Each series is automatically color-coded and labeled by its full label set — here, three distinct wireless peers (wirelessPeerMac) tracked over roughly one hour, with SNR fluctuating between 11–20 dB. This step-like pattern is expected for a 30-second scrape interval; short dips (e.g., peer 2 dropping to 11 dB around 08:40) are visible immediately, which is precisely the kind of transient degradation the TachyonWeakLinkSnr and TachyonCriticalLinkSnr rules are designed to catch if sustained beyond their for duration.

Use the time range control (top-left, default 1h) to widen the window when investigating a historical alert, or narrow it to inspect recent behavior in more detail.


Possible Extensions


This configuration provides a working baseline for a single TNA device.
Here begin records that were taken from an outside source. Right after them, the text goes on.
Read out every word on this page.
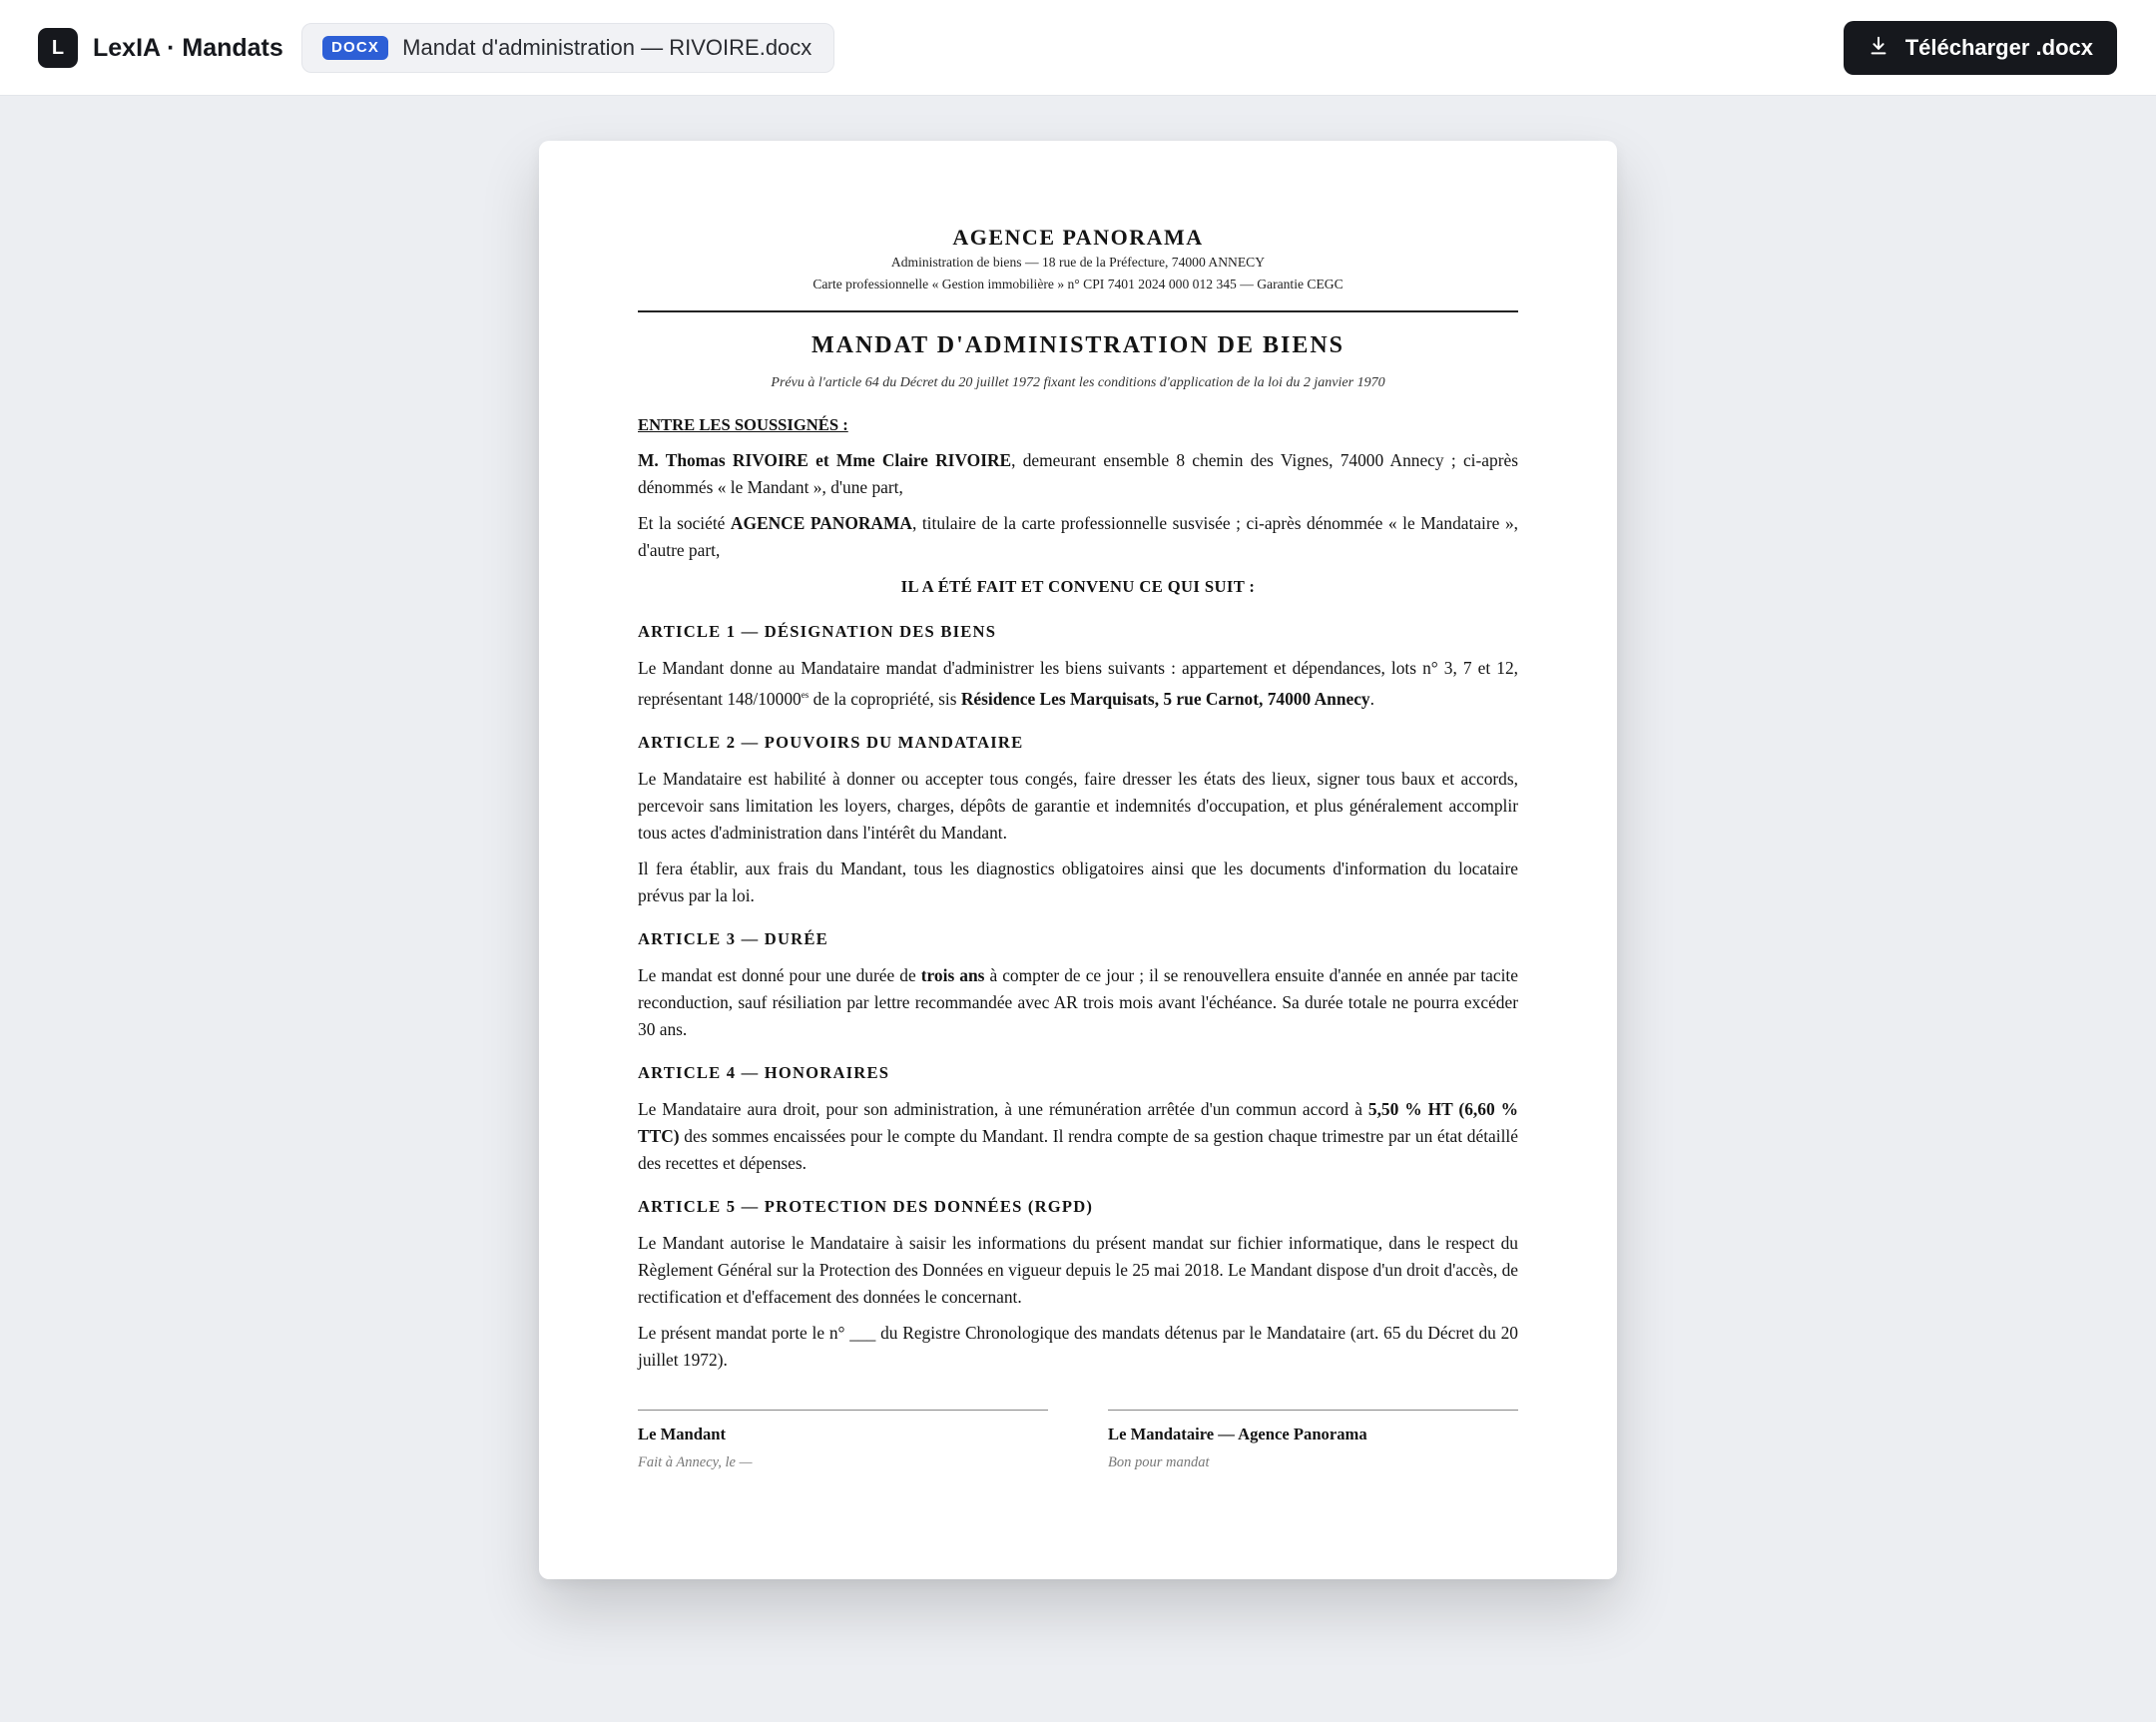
L LexIA · Mandats	DOCX	Mandat d'administration — RIVOIRE.docx	Télécharger .docx
AGENCE PANORAMA
Administration de biens — 18 rue de la Préfecture, 74000 ANNECY
Carte professionnelle « Gestion immobilière » n° CPI 7401 2024 000 012 345 — Garantie CEGC
MANDAT D'ADMINISTRATION DE BIENS
Prévu à l'article 64 du Décret du 20 juillet 1972 fixant les conditions d'application de la loi du 2 janvier 1970
ENTRE LES SOUSSIGNÉS :

M. Thomas RIVOIRE et Mme Claire RIVOIRE, demeurant ensemble 8 chemin des Vignes, 74000 Annecy ; ci-après dénommés « le Mandant », d'une part,

Et la société AGENCE PANORAMA, titulaire de la carte professionnelle susvisée ; ci-après dénommée « le Mandataire », d'autre part,

IL A ÉTÉ FAIT ET CONVENU CE QUI SUIT :
ARTICLE 1 — DÉSIGNATION DES BIENS

Le Mandant donne au Mandataire mandat d'administrer les biens suivants : appartement et dépendances, lots n° 3, 7 et 12, représentant $148/10000^{es}$ de la copropriété, sis Résidence Les Marquisats, 5 rue Carnot, 74000 Annecy.

ARTICLE 2 — POUVOIRS DU MANDATAIRE

Le Mandataire est habilité à donner ou accepter tous congés, faire dresser les états des lieux, signer tous baux et accords, percevoir sans limitation les loyers, charges, dépôts de garantie et indemnités d'occupation, et plus généralement accomplir tous actes d'administration dans l'intérêt du Mandant.

Il fera établir, aux frais du Mandant, tous les diagnostics obligatoires ainsi que les documents d'information du locataire prévus par la loi.

ARTICLE 3 — DURÉE

Le mandat est donné pour une durée de trois ans à compter de ce jour ; il se renouvellera ensuite d'année en année par tacite reconduction, sauf résiliation par lettre recommandée avec AR trois mois avant l'échéance. Sa durée totale ne pourra excéder 30 ans.

ARTICLE 4 — HONORAIRES

Le Mandataire aura droit, pour son administration, à une rémunération arrêtée d'un commun accord à 5,50 % HT (6,60 % TTC) des sommes encaissées pour le compte du Mandant. Il rendra compte de sa gestion chaque trimestre par un état détaillé des recettes et dépenses.

ARTICLE 5 — PROTECTION DES DONNÉES (RGPD)

Le Mandant autorise le Mandataire à saisir les informations du présent mandat sur fichier informatique, dans le respect du Règlement Général sur la Protection des Données en vigueur depuis le 25 mai 2018. Le Mandant dispose d'un droit d'accès, de rectification et d'effacement des données le concernant.

Le présent mandat porte le n° ___ du Registre Chronologique des mandats détenus par le Mandataire (art. 65 du Décret du 20 juillet 1972).

Le Mandant
Fait à Annecy, le —
Le Mandataire — Agence Panorama
Bon pour mandat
The following are optional directions worth considering, available on request, depending on deployment scale and operational needs:

  • Notification routing — Alertmanager configuration (email, Slack, Telegram) so firing alerts are delivered proactively rather than requiring manual checks of the /alerts page.
  • Grafana dashboards — long-term visualization and historical trend analysis on top of this Prometheus setup.
  • Fleet-wide monitoring — service discovery-based configuration for multiple TNA devices, replacing manual per-device entries in prometheus.yml.
  • Per-site threshold tuning — adjusting SNR, RSSI, and temperature thresholds to each link's actual operating conditions rather than the generic baseline used here.
  • Severity-based alert routing — separating critical and warning-level notifications to different channels or escalation paths.
  • Long-term data retention — extending storage beyond Prometheus' default local retention for multi-device historical analysis.